Located a short distance from the town center of Morra, which developed around the Romanesque Santa Maria Parish Church, stands the San Crescentino Oratory, built in 1420 to meet the worship needs of the homonymous Confraternity and expanded in its current form in 1507, as evidenced by the inscriptions on the façade. The Oratory is a true treasure trove of art that houses an interesting cycle of frescoes attributed to Luca Signorelli and his school. Most critics place the painting project between 1507 and 1510.
Tradition has it that the painter, moving from his hometown of Cortona to Città di Castello to meet the numerous work commissions, stopped in Morra, a usual stopping place for travelers. The building has a gabled façade with a portal surmounted by a lunette decorated with an intertwining pattern, a large window, and two side windows, opened in the seventeenth century.

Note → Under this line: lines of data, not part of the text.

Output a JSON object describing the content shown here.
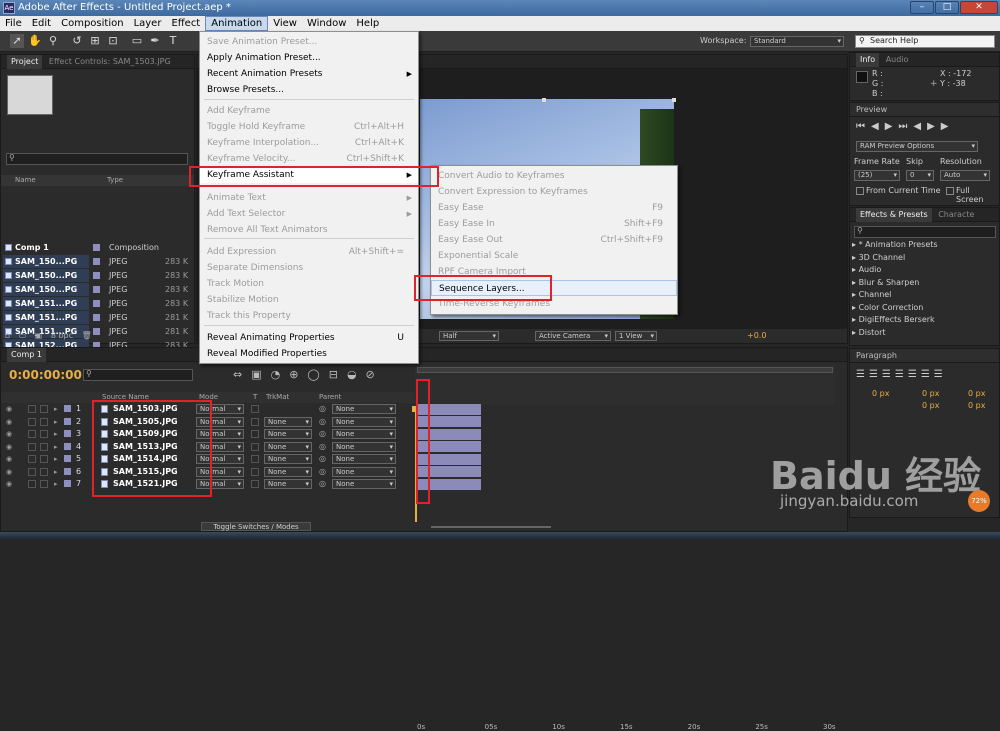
{
  "window": {
    "title": "Adobe After Effects - Untitled Project.aep *",
    "icon_label": "Ae"
  },
  "menubar": [
    "File",
    "Edit",
    "Composition",
    "Layer",
    "Effect",
    "Animation",
    "View",
    "Window",
    "Help"
  ],
  "toolbar": {
    "workspace_label": "Workspace:",
    "workspace_value": "Standard",
    "search_placeholder": "Search Help"
  },
  "project_panel": {
    "tabs": [
      "Project",
      "Effect Controls: SAM_1503.JPG"
    ],
    "columns": {
      "name": "Name",
      "type": "Type"
    },
    "rows": [
      {
        "name": "Comp 1",
        "type": "Composition",
        "size": ""
      },
      {
        "name": "SAM_150...PG",
        "type": "JPEG",
        "size": "283 K"
      },
      {
        "name": "SAM_150...PG",
        "type": "JPEG",
        "size": "283 K"
      },
      {
        "name": "SAM_150...PG",
        "type": "JPEG",
        "size": "283 K"
      },
      {
        "name": "SAM_151...PG",
        "type": "JPEG",
        "size": "283 K"
      },
      {
        "name": "SAM_151...PG",
        "type": "JPEG",
        "size": "281 K"
      },
      {
        "name": "SAM_151...PG",
        "type": "JPEG",
        "size": "281 K"
      },
      {
        "name": "SAM_152...PG",
        "type": "JPEG",
        "size": "283 K"
      }
    ],
    "bpc": "8 bpc"
  },
  "animation_menu": [
    {
      "label": "Save Animation Preset...",
      "shortcut": "",
      "disabled": true,
      "arrow": false
    },
    {
      "label": "Apply Animation Preset...",
      "shortcut": "",
      "disabled": false,
      "arrow": false
    },
    {
      "label": "Recent Animation Presets",
      "shortcut": "",
      "disabled": false,
      "arrow": true
    },
    {
      "label": "Browse Presets...",
      "shortcut": "",
      "disabled": false,
      "arrow": false
    },
    {
      "label": "Add Keyframe",
      "shortcut": "",
      "disabled": true,
      "arrow": false
    },
    {
      "label": "Toggle Hold Keyframe",
      "shortcut": "Ctrl+Alt+H",
      "disabled": true,
      "arrow": false
    },
    {
      "label": "Keyframe Interpolation...",
      "shortcut": "Ctrl+Alt+K",
      "disabled": true,
      "arrow": false
    },
    {
      "label": "Keyframe Velocity...",
      "shortcut": "Ctrl+Shift+K",
      "disabled": true,
      "arrow": false
    },
    {
      "label": "Keyframe Assistant",
      "shortcut": "",
      "disabled": false,
      "arrow": true
    },
    {
      "label": "Animate Text",
      "shortcut": "",
      "disabled": true,
      "arrow": true
    },
    {
      "label": "Add Text Selector",
      "shortcut": "",
      "disabled": true,
      "arrow": true
    },
    {
      "label": "Remove All Text Animators",
      "shortcut": "",
      "disabled": true,
      "arrow": false
    },
    {
      "label": "Add Expression",
      "shortcut": "Alt+Shift+=",
      "disabled": true,
      "arrow": false
    },
    {
      "label": "Separate Dimensions",
      "shortcut": "",
      "disabled": true,
      "arrow": false
    },
    {
      "label": "Track Motion",
      "shortcut": "",
      "disabled": true,
      "arrow": false
    },
    {
      "label": "Stabilize Motion",
      "shortcut": "",
      "disabled": true,
      "arrow": false
    },
    {
      "label": "Track this Property",
      "shortcut": "",
      "disabled": true,
      "arrow": false
    },
    {
      "label": "Reveal Animating Properties",
      "shortcut": "U",
      "disabled": false,
      "arrow": false
    },
    {
      "label": "Reveal Modified Properties",
      "shortcut": "",
      "disabled": false,
      "arrow": false
    }
  ],
  "keyframe_assistant_submenu": [
    {
      "label": "Convert Audio to Keyframes",
      "shortcut": "",
      "disabled": true
    },
    {
      "label": "Convert Expression to Keyframes",
      "shortcut": "",
      "disabled": true
    },
    {
      "label": "Easy Ease",
      "shortcut": "F9",
      "disabled": true
    },
    {
      "label": "Easy Ease In",
      "shortcut": "Shift+F9",
      "disabled": true
    },
    {
      "label": "Easy Ease Out",
      "shortcut": "Ctrl+Shift+F9",
      "disabled": true
    },
    {
      "label": "Exponential Scale",
      "shortcut": "",
      "disabled": true
    },
    {
      "label": "RPF Camera Import",
      "shortcut": "",
      "disabled": true
    },
    {
      "label": "Sequence Layers...",
      "shortcut": "",
      "disabled": false
    },
    {
      "label": "Time-Reverse Keyframes",
      "shortcut": "",
      "disabled": true
    }
  ],
  "viewer_controls": {
    "resolution": "Half",
    "camera": "Active Camera",
    "views": "1 View",
    "exposure": "+0.0"
  },
  "info_panel": {
    "tabs": [
      "Info",
      "Audio"
    ],
    "r": "R :",
    "g": "G :",
    "b": "B :",
    "x": "X : -172",
    "y": "Y : -38"
  },
  "preview_panel": {
    "title": "Preview",
    "ram_options": "RAM Preview Options",
    "frame_rate_label": "Frame Rate",
    "skip_label": "Skip",
    "resolution_label": "Resolution",
    "frame_rate": "(25)",
    "skip": "0",
    "resolution": "Auto",
    "from_current": "From Current Time",
    "full_screen": "Full Screen"
  },
  "effects_panel": {
    "tabs": [
      "Effects & Presets",
      "Characte"
    ],
    "items": [
      "* Animation Presets",
      "3D Channel",
      "Audio",
      "Blur & Sharpen",
      "Channel",
      "Color Correction",
      "DigiEffects Berserk",
      "Distort"
    ]
  },
  "paragraph_panel": {
    "title": "Paragraph",
    "px": [
      "0 px",
      "0 px",
      "0 px",
      "0 px",
      "0 px"
    ]
  },
  "timeline": {
    "tab": "Comp 1",
    "timecode": "0:00:00:00",
    "columns": {
      "source": "Source Name",
      "mode": "Mode",
      "t": "T",
      "trkmat": "TrkMat",
      "parent": "Parent"
    },
    "ruler": [
      "0s",
      "05s",
      "10s",
      "15s",
      "20s",
      "25s",
      "30s"
    ],
    "layers": [
      {
        "num": "1",
        "name": "SAM_1503.JPG",
        "mode": "Normal",
        "trkmat": "",
        "parent": "None"
      },
      {
        "num": "2",
        "name": "SAM_1505.JPG",
        "mode": "Normal",
        "trkmat": "None",
        "parent": "None"
      },
      {
        "num": "3",
        "name": "SAM_1509.JPG",
        "mode": "Normal",
        "trkmat": "None",
        "parent": "None"
      },
      {
        "num": "4",
        "name": "SAM_1513.JPG",
        "mode": "Normal",
        "trkmat": "None",
        "parent": "None"
      },
      {
        "num": "5",
        "name": "SAM_1514.JPG",
        "mode": "Normal",
        "trkmat": "None",
        "parent": "None"
      },
      {
        "num": "6",
        "name": "SAM_1515.JPG",
        "mode": "Normal",
        "trkmat": "None",
        "parent": "None"
      },
      {
        "num": "7",
        "name": "SAM_1521.JPG",
        "mode": "Normal",
        "trkmat": "None",
        "parent": "None"
      }
    ],
    "toggle": "Toggle Switches / Modes"
  },
  "watermark": {
    "brand": "Baidu 经验",
    "url": "jingyan.baidu.com"
  },
  "tray": {
    "percent": "72%"
  },
  "colors": {
    "highlight": "#e0222a",
    "menu_bg": "#f1f1f1",
    "panel_bg": "#2b2b2b",
    "timecode": "#e8b040"
  }
}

The interior, covered with trusses, ends with a beautiful niche finely carved and frescoed by Signorelli; at the top, the Eternal Father is represented, holding the Book of Life, between two beautiful angels, Mary Magdalene and another saint. On the left wall, the large stone niche contains the fresco of the Madonna della Misericordia, with a clear Piero Francesca-inspired design.

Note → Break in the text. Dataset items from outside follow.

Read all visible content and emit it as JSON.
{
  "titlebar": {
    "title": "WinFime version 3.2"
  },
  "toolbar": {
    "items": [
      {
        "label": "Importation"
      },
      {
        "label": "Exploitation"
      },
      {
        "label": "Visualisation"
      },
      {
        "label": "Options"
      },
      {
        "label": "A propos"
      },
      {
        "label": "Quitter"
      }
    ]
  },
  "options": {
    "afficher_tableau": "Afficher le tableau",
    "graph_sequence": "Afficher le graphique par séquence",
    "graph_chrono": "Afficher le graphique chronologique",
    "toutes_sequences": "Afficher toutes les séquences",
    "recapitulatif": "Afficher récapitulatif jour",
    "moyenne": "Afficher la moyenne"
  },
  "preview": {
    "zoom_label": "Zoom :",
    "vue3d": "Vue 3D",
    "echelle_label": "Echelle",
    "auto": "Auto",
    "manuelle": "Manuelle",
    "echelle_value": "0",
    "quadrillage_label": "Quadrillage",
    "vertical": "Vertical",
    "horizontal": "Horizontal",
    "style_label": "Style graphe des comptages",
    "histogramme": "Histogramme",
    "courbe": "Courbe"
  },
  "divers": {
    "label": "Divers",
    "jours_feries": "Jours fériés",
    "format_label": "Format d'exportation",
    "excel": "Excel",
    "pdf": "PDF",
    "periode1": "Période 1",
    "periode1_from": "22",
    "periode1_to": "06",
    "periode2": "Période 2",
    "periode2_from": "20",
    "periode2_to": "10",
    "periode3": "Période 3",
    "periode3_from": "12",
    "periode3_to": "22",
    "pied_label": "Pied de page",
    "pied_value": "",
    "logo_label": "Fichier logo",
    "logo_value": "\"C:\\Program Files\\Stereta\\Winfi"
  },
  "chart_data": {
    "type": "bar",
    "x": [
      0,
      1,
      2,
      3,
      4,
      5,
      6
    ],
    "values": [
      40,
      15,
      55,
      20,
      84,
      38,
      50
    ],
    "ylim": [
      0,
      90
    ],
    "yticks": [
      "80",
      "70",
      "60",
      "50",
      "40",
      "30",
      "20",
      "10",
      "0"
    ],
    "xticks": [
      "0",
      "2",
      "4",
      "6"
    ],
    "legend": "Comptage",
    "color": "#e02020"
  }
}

At the top, fragments are visible: the Incredulity of Saint Thomas, the Entry of Jesus into Jerusalem, the Prayer in the Garden, the Last Supper, and the Flagellation, which is certainly the most interesting fresco with its beautiful nude flagellants. Along the right wall, other episodes follow at the top: the Crucifixion, the Deposition from the Cross, the Descent of Jesus into Limbo, the Deposition in the tomb, and the Resurrection.

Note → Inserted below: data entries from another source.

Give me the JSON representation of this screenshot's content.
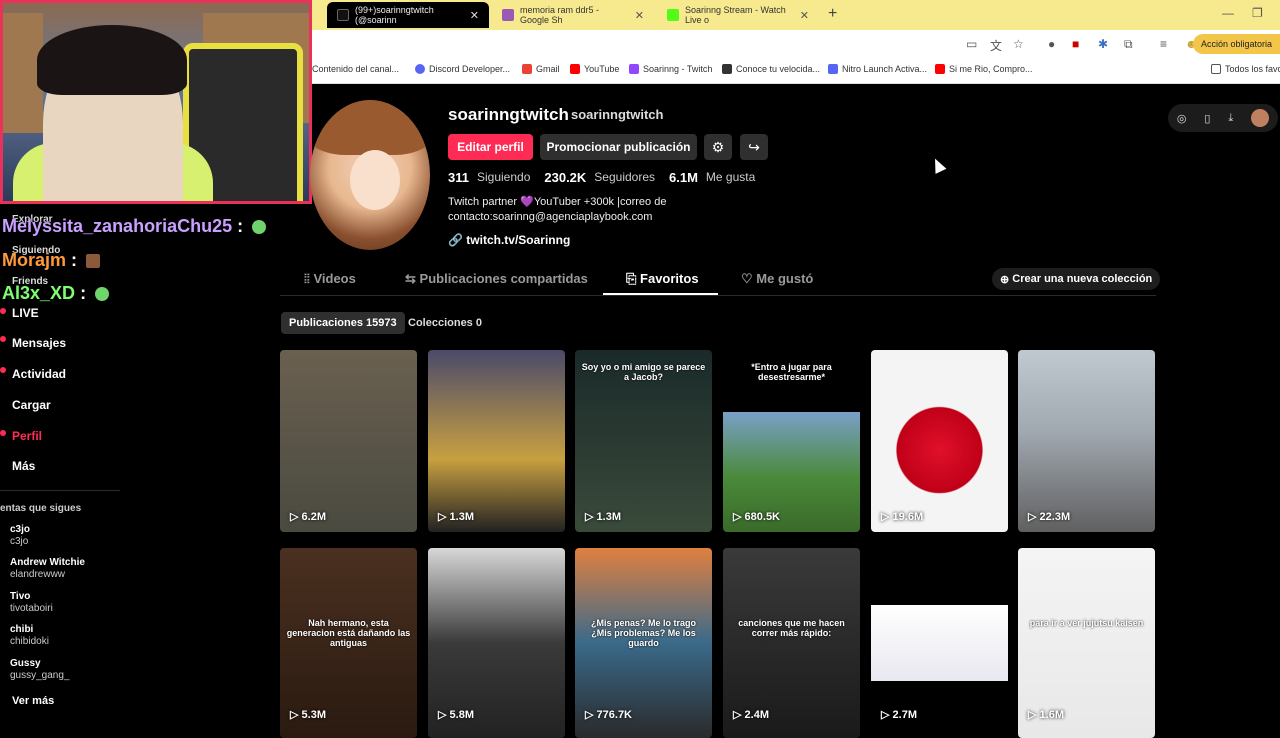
{
  "browser": {
    "tabs": [
      {
        "label": "(99+)soarinngtwitch (@soarinn",
        "active": true,
        "icon_color": "#111111"
      },
      {
        "label": "memoria ram ddr5 - Google Sh",
        "active": false,
        "icon_color": "#9b59b6"
      },
      {
        "label": "Soarinng Stream - Watch Live o",
        "active": false,
        "icon_color": "#53fc18"
      }
    ],
    "close_glyph": "✕",
    "new_tab_glyph": "+",
    "minimize_glyph": "—",
    "maximize_glyph": "❐",
    "address_actions": [
      "cast-icon",
      "translate-icon",
      "star-icon",
      "extension-icon",
      "extension-icon",
      "extension-icon",
      "puzzle-icon",
      "media-icon",
      "profile-icon"
    ],
    "account_button": "Acción obligatoria",
    "bookmarks": [
      {
        "label": "Contenido del canal...",
        "color": "#e22"
      },
      {
        "label": "Discord Developer...",
        "color": "#5865f2"
      },
      {
        "label": "Gmail",
        "color": "#ea4335"
      },
      {
        "label": "YouTube",
        "color": "#ff0000"
      },
      {
        "label": "Soarinng - Twitch",
        "color": "#9146ff"
      },
      {
        "label": "Conoce tu velocida...",
        "color": "#333333"
      },
      {
        "label": "Nitro Launch Activa...",
        "color": "#5865f2"
      },
      {
        "label": "Si me Rio, Compro...",
        "color": "#ff0000"
      }
    ],
    "all_bookmarks": "Todos los favo"
  },
  "stream_chat": [
    {
      "user": "Melyssita_zanahoriaChu25",
      "sep": ":",
      "color": "#c9a0ff"
    },
    {
      "user": "Morajm",
      "sep": ":",
      "color": "#ff9a3c"
    },
    {
      "user": "Al3x_XD",
      "sep": ":",
      "color": "#7dff6e"
    }
  ],
  "sidebar": {
    "items": [
      {
        "label": "Explorar"
      },
      {
        "label": "Siguiendo"
      },
      {
        "label": "Friends"
      },
      {
        "label": "LIVE"
      },
      {
        "label": "Mensajes"
      },
      {
        "label": "Actividad"
      },
      {
        "label": "Cargar"
      },
      {
        "label": "Perfil"
      },
      {
        "label": "Más"
      }
    ],
    "following_title": "entas que sigues",
    "following": [
      {
        "name": "c3jo",
        "handle": "c3jo"
      },
      {
        "name": "Andrew Witchie",
        "handle": "elandrewww"
      },
      {
        "name": "Tivo",
        "handle": "tivotaboiri"
      },
      {
        "name": "chibi",
        "handle": "chibidoki"
      },
      {
        "name": "Gussy",
        "handle": "gussy_gang_"
      }
    ],
    "see_more": "Ver más"
  },
  "profile": {
    "username": "soarinngtwitch",
    "handle": "soarinngtwitch",
    "edit_button": "Editar perfil",
    "promote_button": "Promocionar publicación",
    "stats": [
      {
        "value": "311",
        "label": "Siguiendo"
      },
      {
        "value": "230.2K",
        "label": "Seguidores"
      },
      {
        "value": "6.1M",
        "label": "Me gusta"
      }
    ],
    "bio_line1": "Twitch partner 💜YouTuber +300k |correo de",
    "bio_line2": "contacto:soarinng@agenciaplaybook.com",
    "link": "twitch.tv/Soarinng"
  },
  "content_tabs": [
    {
      "label": "Videos",
      "icon": "grid-icon",
      "glyph": "⦙⦙"
    },
    {
      "label": "Publicaciones compartidas",
      "icon": "repost-icon",
      "glyph": "⇆"
    },
    {
      "label": "Favoritos",
      "icon": "bookmark-icon",
      "glyph": "⎘"
    },
    {
      "label": "Me gustó",
      "icon": "heart-icon",
      "glyph": "♡"
    }
  ],
  "new_collection": "Crear una nueva colección",
  "chips": {
    "posts": "Publicaciones 15973",
    "collections": "Colecciones 0"
  },
  "videos": [
    {
      "views": "6.2M",
      "bg": "linear-gradient(180deg,#6a6050,#4a4a40)",
      "caption": ""
    },
    {
      "views": "1.3M",
      "bg": "linear-gradient(180deg,#4a4a6a,#c8a040 60%,#222)",
      "caption": ""
    },
    {
      "views": "1.3M",
      "bg": "linear-gradient(180deg,#1a2a2a,#3a4a3a)",
      "caption": "Soy yo o mi amigo se parece a Jacob?"
    },
    {
      "views": "680.5K",
      "bg": "linear-gradient(180deg,#000 0%,#000 34%,#7aa0c8 34%,#4a8a3a 70%,#3a6a2a)",
      "caption": "*Entro a jugar para desestresarme*"
    },
    {
      "views": "19.6M",
      "bg": "radial-gradient(circle at 50% 55%,#e0102a 0%,#c00018 35%,#f4f4f4 36%)",
      "caption": ""
    },
    {
      "views": "22.3M",
      "bg": "linear-gradient(180deg,#c0c8d0,#a0a8b0 45%,#606060)",
      "caption": ""
    },
    {
      "views": "5.3M",
      "bg": "linear-gradient(180deg,#4a3020,#2a1a10)",
      "caption": "Nah hermano, esta generacion está dañando las antiguas"
    },
    {
      "views": "5.8M",
      "bg": "linear-gradient(180deg,#d8d8d8,#3a3a3a 50%,#222)",
      "caption": ""
    },
    {
      "views": "776.7K",
      "bg": "linear-gradient(180deg,#e08040,#3a6a8a 50%,#2a2a2a)",
      "caption": "¿Mis penas? Me lo trago ¿Mis problemas? Me los guardo"
    },
    {
      "views": "2.4M",
      "bg": "linear-gradient(180deg,#3a3a3a,#1a1a1a)",
      "caption": "canciones que me hacen correr más rápido:"
    },
    {
      "views": "2.7M",
      "bg": "linear-gradient(180deg,#000 0%,#000 30%,#ffffff 30%,#e8e8f0 70%,#000 70%)",
      "caption": ""
    },
    {
      "views": "1.6M",
      "bg": "linear-gradient(180deg,#f4f4f4,#e8e8e8)",
      "caption": "para ir a ver jujutsu kaisen"
    }
  ],
  "play_glyph": "▷"
}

Of these frescoes, the Crucifixion, the Flagellation, and the high altar are considered the work of the master, while the others are attributed to his followers. The niche features the Madonna of Loreto. The current sacristy occupies the space of the original fifteenth-century oratory and contains traces of late Gothic frescoes attributed to a local painter inspired by Sienese-Aretine art.
In 1973, Alberto Burri, winner of the Feltrinelli Prize for Graphics, donated the entire amount awarded to him by the Accademia dei Lincei for the recovery of the San Crescentino Oratory and the restoration of the frescoes.